USTRC’S NATIONAL FINALS MOVES TO FT WORTH

The move to Texas will open up dates and opportunities for ropers worldwide.


The USTRC’s National Finals presented by Cinch will move to Fort Worth, Texas in September, launching a new chapter in the association’s storied history.


The move will allow ropers from across the globe to bring their horses and their families to compete in one of the premier venues in all of Western sports, the Will Rogers Memorial Center. The 120-acre facility offers ropers indoor stalling, multiple arenas and nearby access to Fort Worth’s iconic cultural district—making it one of the West’s leading vacation destinations.


“Ropers have been asking that we spread out the dates for the industry’s two largest ropings,” Ty Yost, director of roping operations for the USTRC, said. “Ropers are hard workers, and they were having trouble taking time off so close together for both of the big finals, so this should help solve that dilemma. And, for years, there’s been a huge demand to move the USTRC’s National Finals to Texas. This move is about serving the ropers, infusing the event with excitement and giving the industry a place to be each spring.”


The city of Fort Worth offers a cultural district second-to-none in cowboy culture, with a twice-daily cattle drive down Exchange Avenue, concerts and dance halls, steakhouses, barbeque and Mexican restaurants and the best shopping in the West.

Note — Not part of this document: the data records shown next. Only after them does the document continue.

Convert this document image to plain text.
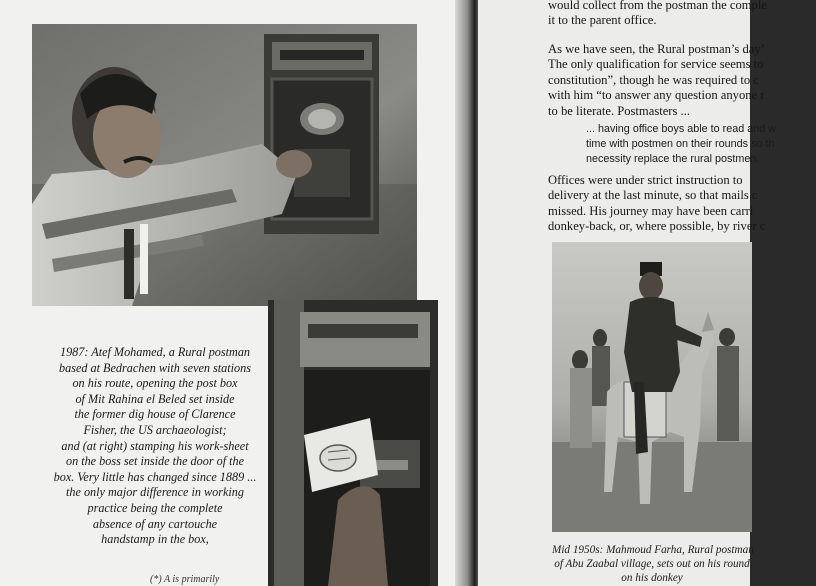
1987: Atef Mohamed, a Rural postman
based at Bedrachen with seven stations
on his route, opening the post box
of Mit Rahina el Beled set inside
the former dig house of Clarence
Fisher, the US archaeologist;
and (at right) stamping his work-sheet
on the boss set inside the door of the
box. Very little has changed since 1889 ...
the only major difference in working
practice being the complete
absence of any cartouche
handstamp in the box,
(*) A is primarily
would collect from the postman the comple
it to the parent office.
As we have seen, the Rural postman’s day’
The only qualification for service seems to
constitution”, though he was required to c
with him “to answer any question anyone r
to be literate. Postmasters ...
... having office boys able to read and w
time with postmen on their rounds so th
necessity replace the rural postmen.
Offices were under strict instruction to
delivery at the last minute, so that mails c
missed. His journey may have been carri
donkey-back, or, where possible, by river c
Mid 1950s: Mahmoud Farha, Rural postman
of Abu Zaabal village, sets out on his round
on his donkey
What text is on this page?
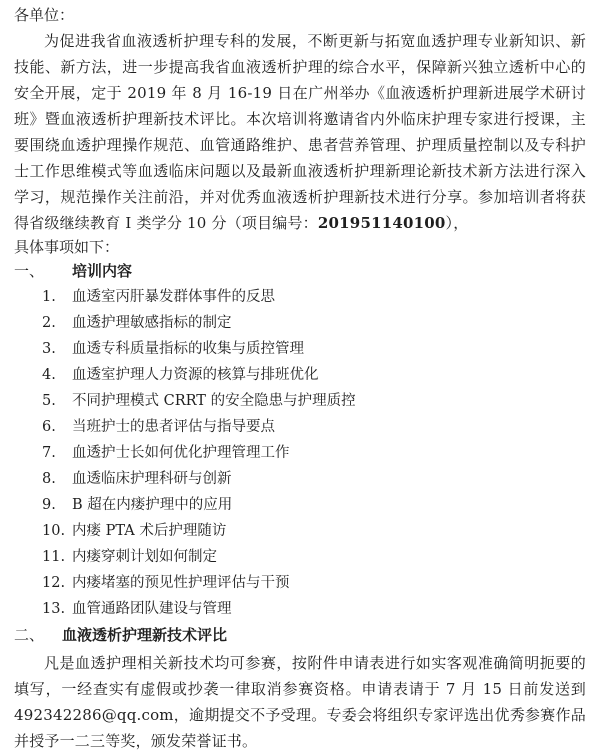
各单位：

为促进我省血液透析护理专科的发展，不断更新与拓宽血透护理专业新知识、新技能、新方法，进一步提高我省血液透析护理的综合水平，保障新兴独立透析中心的安全开展，定于 2019 年 8 月 16-19 日在广州举办《血液透析护理新进展学术研讨班》暨血液透析护理新技术评比。本次培训将邀请省内外临床护理专家进行授课，主要围绕血透护理操作规范、血管通路维护、患者营养管理、护理质量控制以及专科护士工作思维模式等血透临床问题以及最新血液透析护理新理论新技术新方法进行深入学习，规范操作关注前沿，并对优秀血液透析护理新技术进行分享。参加培训者将获得省级继续教育 I 类学分 10 分（项目编号：201951140100），

具体事项如下：

一、	培训内容
1.	血透室丙肝暴发群体事件的反思
2.	血透护理敏感指标的制定
3.	血透专科质量指标的收集与质控管理
4.	血透室护理人力资源的核算与排班优化
5.	不同护理模式 CRRT 的安全隐患与护理质控
6.	当班护士的患者评估与指导要点
7.	血透护士长如何优化护理管理工作
8.	血透临床护理科研与创新
9.	B 超在内瘘护理中的应用
10. 内瘘 PTA 术后护理随访
11. 内瘘穿刺计划如何制定
12. 内瘘堵塞的预见性护理评估与干预
13. 血管通路团队建设与管理
二、	血液透析护理新技术评比

凡是血透护理相关新技术均可参赛，按附件申请表进行如实客观准确简明扼要的填写，一经查实有虚假或抄袭一律取消参赛资格。申请表请于 7 月 15 日前发送到 492342286@qq.com，逾期提交不予受理。专委会将组织专家评选出优秀参赛作品并授予一二三等奖，颁发荣誉证书。
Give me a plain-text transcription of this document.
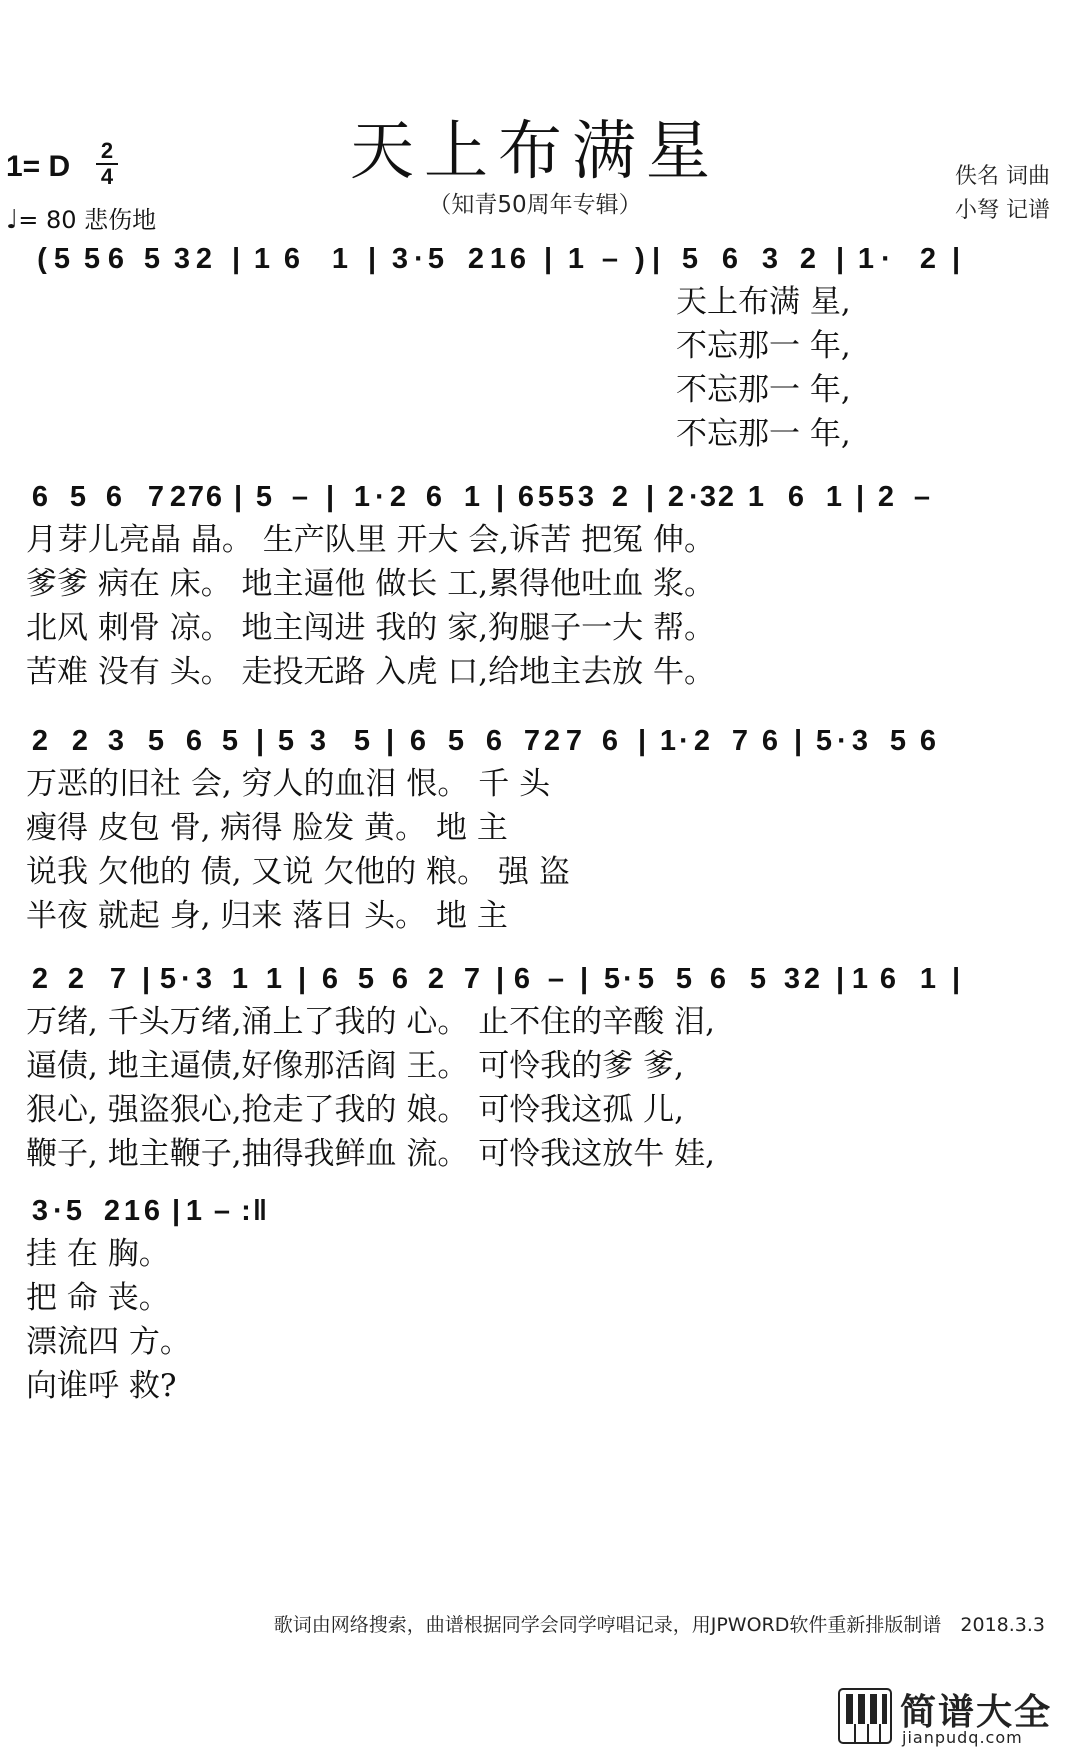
天上布满星
（知青50周年专辑）
1= D 2
4
♩= 80 悲伤地
佚名 词曲
小弩 记谱
( 5 5 6 5 3 2 | 1 6 1 | 3 · 5 2 1 6 | 1 – ) | 5 6 3 2 | 1 · 2 |
天上布满 星,
不忘那一 年,
不忘那一 年,
不忘那一 年,
6 5 6 7 2 7 6 | 5 – | 1 · 2 6 1 | 6 5 5 3 2 | 2 · 3 2 1 6 1 | 2 –
月芽儿亮晶 晶。 生产队里 开大 会,诉苦 把冤 伸。
爹爹 病在 床。 地主逼他 做长 工,累得他吐血 浆。
北风 刺骨 凉。 地主闯进 我的 家,狗腿子一大 帮。
苦难 没有 头。 走投无路 入虎 口,给地主去放 牛。
2 2 3 5 6 5 | 5 3 5 | 6 5 6 7 2 7 6 | 1 · 2 7 6 | 5 · 3 5 6
万恶的旧社 会, 穷人的血泪 恨。 千 头
瘦得 皮包 骨, 病得 脸发 黄。 地 主
说我 欠他的 债, 又说 欠他的 粮。 强 盗
半夜 就起 身, 归来 落日 头。 地 主
2 2 7 | 5 · 3 1 1 | 6 5 6 2 7 | 6 – | 5 · 5 5 6 5 3 2 | 1 6 1 |
万绪, 千头万绪,涌上了我的 心。 止不住的辛酸 泪,
逼债, 地主逼债,好像那活阎 王。 可怜我的爹 爹,
狠心, 强盗狠心,抢走了我的 娘。 可怜我这孤 儿,
鞭子, 地主鞭子,抽得我鲜血 流。 可怜我这放牛 娃,
3 · 5 2 1 6 | 1 – : ‖
挂 在 胸。
把 命 丧。
漂流四 方。
向谁呼 救?
歌词由网络搜索，曲谱根据同学会同学哼唱记录，用JPWORD软件重新排版制谱　2018.3.3
简谱大全
jianpudq.com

“Fort Worth is a hot spot, and the new venue will add excitement,” Yost added. “We’re looking forward to adding events to the National Finals that complement what’s already happening while continuing to make this a roping that the entire family wants to attend. The location will give ropers’ kids, significant others and friends a new place to play while competitors rope for hundreds of thousands in payout and one of the industry’s best prize lines.”


This will make the third move in the 31-year history of the USTRC’s National Finals that started in 1990 in Guthrie, Oklahoma, at the Lazy E Arena, then moved to Oklahoma City in 1996.